Высоцкий криво усмехнулся, но спорить со мной, с главным режиссёром, не стал и протянул свою гитару мне. «Нагнал тоски и рад. Ну, Высоцкий, ну вражина погоди!» – подумал я и, приняв инструмент, быстро перенастроил струны на классический «испанский строй». Тем временем к нашей компании подтянулись бойцы внутренних войск и дядя Йося Шурухт, который, скорее всего, привёз завтрак. Подошла и его ненаглядная гримёрша Лидия Сергеевна. Она, кстати, привела наспех загримированных под подруг воров и бандитов трёх девушек, чтобы показать мне примерный результат. Я же, подмигнув своей ненаглядной Нонне, без предварительного проигрыша весело заголосил студенческую песню буйных 70-х годов:
В пещере каменной нашли напёрсток водки,
Комарик жареный лежал на сковородке…
Но… мало, мало, мало водки, мало нам закуски!
Это не по-нашему! Это не по-русски!
Выслушав первый же куплет, солдатки дружно грохнули от хохота, а я продолжил:
В пещере каменной нашли бутылку водки,
Бифштекс жареный лежал на сковородке…
Но… мало, мало, мало водки, мало нам закуски! – стали подпевать мгновенно развеселившиеся зрители.
Это не по-нашему! Это не по-русски!
В пещере каменной нашли цистерну водки,
Там мамонт жареный лежал на сковородке…
Но… мало, мало, мало водки, мало нам закуски!
Это не по-нашему! Это не по-русски!
В пещере каменной нашли источник водки,
Там стадо мамонтов паслось на сковородке…

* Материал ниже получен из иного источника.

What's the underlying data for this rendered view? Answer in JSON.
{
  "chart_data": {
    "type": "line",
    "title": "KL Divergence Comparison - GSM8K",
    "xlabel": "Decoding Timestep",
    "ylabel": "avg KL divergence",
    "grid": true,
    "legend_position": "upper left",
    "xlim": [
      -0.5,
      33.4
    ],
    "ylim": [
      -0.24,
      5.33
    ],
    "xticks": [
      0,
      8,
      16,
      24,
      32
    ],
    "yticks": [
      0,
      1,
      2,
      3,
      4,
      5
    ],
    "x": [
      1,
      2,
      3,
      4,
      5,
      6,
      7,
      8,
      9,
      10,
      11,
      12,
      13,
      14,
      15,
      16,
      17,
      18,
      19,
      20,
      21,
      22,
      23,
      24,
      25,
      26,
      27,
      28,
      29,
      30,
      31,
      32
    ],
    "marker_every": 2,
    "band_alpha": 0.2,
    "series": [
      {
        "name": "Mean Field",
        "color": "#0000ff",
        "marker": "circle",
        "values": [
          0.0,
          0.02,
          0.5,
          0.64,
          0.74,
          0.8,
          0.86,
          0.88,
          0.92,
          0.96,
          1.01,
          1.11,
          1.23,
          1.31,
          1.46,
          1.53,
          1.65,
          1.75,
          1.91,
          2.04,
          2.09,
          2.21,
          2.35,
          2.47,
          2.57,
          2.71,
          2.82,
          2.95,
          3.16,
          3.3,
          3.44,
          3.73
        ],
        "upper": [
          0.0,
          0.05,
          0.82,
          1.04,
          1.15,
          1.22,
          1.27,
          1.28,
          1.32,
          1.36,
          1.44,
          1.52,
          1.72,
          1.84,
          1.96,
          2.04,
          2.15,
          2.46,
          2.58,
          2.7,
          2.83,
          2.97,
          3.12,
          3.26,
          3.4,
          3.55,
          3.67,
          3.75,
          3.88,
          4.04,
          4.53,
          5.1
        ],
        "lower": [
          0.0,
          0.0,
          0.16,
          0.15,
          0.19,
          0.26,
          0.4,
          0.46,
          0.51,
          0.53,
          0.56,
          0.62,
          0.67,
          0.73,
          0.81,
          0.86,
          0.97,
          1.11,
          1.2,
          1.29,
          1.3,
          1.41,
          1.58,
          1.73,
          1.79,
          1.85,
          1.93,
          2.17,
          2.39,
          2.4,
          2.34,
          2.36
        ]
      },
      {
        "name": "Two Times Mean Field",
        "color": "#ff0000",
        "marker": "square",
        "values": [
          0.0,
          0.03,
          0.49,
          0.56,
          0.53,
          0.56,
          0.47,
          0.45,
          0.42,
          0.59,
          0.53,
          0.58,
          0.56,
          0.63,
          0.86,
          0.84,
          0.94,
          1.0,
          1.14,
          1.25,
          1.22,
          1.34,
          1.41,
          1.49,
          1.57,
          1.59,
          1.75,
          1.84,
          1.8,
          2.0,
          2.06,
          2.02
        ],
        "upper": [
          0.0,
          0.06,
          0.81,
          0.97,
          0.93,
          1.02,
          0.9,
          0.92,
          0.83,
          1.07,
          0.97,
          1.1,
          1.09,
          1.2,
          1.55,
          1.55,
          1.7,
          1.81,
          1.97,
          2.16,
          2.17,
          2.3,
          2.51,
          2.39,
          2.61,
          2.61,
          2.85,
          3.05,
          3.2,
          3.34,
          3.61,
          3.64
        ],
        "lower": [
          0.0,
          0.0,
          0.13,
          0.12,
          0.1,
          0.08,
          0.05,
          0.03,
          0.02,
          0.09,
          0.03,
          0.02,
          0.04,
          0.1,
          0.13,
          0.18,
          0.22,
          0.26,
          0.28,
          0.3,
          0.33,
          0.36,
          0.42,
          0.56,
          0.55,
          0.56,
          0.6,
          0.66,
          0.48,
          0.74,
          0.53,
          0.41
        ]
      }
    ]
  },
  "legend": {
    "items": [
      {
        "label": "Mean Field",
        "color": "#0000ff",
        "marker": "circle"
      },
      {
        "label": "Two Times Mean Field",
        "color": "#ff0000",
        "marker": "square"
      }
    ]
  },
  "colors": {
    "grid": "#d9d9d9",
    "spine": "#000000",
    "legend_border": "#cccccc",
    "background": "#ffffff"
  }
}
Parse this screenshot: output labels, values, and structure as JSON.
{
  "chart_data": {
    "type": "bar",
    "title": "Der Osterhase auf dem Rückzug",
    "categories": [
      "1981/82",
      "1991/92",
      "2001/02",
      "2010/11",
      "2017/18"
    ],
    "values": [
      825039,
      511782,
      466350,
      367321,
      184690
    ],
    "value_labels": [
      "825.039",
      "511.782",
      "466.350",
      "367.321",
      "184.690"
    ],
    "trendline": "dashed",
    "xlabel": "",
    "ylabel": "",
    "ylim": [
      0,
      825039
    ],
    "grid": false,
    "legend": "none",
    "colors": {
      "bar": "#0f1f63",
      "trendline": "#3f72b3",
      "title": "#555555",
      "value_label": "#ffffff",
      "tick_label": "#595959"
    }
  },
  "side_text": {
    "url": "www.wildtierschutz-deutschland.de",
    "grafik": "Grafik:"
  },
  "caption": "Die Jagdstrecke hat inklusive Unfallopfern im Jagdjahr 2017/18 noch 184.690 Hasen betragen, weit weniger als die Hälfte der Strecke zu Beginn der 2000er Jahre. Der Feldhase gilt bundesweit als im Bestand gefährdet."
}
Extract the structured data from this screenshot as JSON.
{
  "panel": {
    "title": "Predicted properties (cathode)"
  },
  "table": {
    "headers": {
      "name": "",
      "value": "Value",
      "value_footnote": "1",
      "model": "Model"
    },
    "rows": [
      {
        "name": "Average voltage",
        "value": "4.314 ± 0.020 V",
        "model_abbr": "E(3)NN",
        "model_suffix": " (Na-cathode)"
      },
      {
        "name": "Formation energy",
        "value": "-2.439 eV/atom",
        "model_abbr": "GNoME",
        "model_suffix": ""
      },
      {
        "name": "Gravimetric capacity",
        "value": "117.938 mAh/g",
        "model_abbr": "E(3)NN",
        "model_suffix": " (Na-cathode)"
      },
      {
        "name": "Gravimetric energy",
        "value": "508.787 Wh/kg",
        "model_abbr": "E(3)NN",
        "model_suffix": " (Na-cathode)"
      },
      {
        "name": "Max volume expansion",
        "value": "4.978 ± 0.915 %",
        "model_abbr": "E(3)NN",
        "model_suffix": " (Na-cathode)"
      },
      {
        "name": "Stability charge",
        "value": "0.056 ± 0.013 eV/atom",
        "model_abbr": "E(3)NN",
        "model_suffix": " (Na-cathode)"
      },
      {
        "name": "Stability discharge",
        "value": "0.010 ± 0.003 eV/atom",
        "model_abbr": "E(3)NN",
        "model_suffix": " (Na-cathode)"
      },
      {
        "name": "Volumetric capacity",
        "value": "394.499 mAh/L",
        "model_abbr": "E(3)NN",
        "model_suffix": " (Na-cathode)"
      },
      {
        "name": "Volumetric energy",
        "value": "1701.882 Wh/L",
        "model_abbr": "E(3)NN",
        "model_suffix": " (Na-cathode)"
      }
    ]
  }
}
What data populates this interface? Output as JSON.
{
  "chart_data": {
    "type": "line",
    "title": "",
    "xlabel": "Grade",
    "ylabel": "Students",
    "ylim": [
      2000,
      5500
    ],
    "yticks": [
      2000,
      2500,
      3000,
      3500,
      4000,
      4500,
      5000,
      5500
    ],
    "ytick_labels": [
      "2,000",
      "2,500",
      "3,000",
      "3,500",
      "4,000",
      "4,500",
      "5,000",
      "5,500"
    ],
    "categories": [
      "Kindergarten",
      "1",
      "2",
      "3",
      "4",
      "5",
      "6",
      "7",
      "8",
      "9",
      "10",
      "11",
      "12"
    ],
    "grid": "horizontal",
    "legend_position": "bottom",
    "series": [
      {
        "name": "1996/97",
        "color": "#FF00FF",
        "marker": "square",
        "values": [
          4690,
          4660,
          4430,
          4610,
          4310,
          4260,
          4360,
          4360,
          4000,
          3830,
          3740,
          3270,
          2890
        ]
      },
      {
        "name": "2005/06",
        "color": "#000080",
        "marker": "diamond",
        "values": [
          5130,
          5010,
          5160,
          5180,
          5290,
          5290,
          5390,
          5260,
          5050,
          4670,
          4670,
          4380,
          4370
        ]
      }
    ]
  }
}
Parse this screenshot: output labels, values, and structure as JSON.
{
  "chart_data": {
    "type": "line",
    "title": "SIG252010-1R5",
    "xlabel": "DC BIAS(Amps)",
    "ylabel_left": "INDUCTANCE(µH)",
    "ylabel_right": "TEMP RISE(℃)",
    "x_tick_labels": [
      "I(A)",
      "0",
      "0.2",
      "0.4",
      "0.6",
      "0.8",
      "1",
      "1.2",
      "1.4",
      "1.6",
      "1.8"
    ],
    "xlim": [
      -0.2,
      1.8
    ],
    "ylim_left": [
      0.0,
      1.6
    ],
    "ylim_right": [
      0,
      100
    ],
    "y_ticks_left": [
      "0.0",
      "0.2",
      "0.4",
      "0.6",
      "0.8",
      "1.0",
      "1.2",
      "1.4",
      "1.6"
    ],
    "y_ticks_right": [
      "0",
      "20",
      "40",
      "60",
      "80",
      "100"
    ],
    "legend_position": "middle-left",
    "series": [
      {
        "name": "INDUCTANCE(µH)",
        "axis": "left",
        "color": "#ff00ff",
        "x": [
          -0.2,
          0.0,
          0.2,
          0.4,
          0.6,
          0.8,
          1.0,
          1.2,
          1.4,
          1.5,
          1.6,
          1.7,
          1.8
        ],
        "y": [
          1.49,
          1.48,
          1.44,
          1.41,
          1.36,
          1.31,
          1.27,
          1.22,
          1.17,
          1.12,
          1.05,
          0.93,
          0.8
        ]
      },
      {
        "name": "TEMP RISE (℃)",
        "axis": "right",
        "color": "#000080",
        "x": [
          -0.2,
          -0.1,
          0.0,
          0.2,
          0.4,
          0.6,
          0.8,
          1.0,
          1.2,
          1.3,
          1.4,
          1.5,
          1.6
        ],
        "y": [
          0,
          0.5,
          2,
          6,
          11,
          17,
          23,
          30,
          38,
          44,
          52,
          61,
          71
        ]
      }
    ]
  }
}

– Мало, мало, мало водки, мало нам закуски! – дружно заорал народ, пока я затих, выдерживая небольшую паузу.
– Всё спели? Красавцы, молодцы, – хохотнул я и, снова ударив по струнам, запел сам:
Выжрали всю водку, сожрали всю закуску,
Это вот по-нашему, это вот по-русски! Всё!
– Вот с таким настроение и работаем сегодня весь съёмочный день! – гаркнул я, перекрикивая хохот актёров, техников, каскадёров и солдатиков внутренних войск. – А теперь завтрак привезли, садитесь жрать, пожалуйста.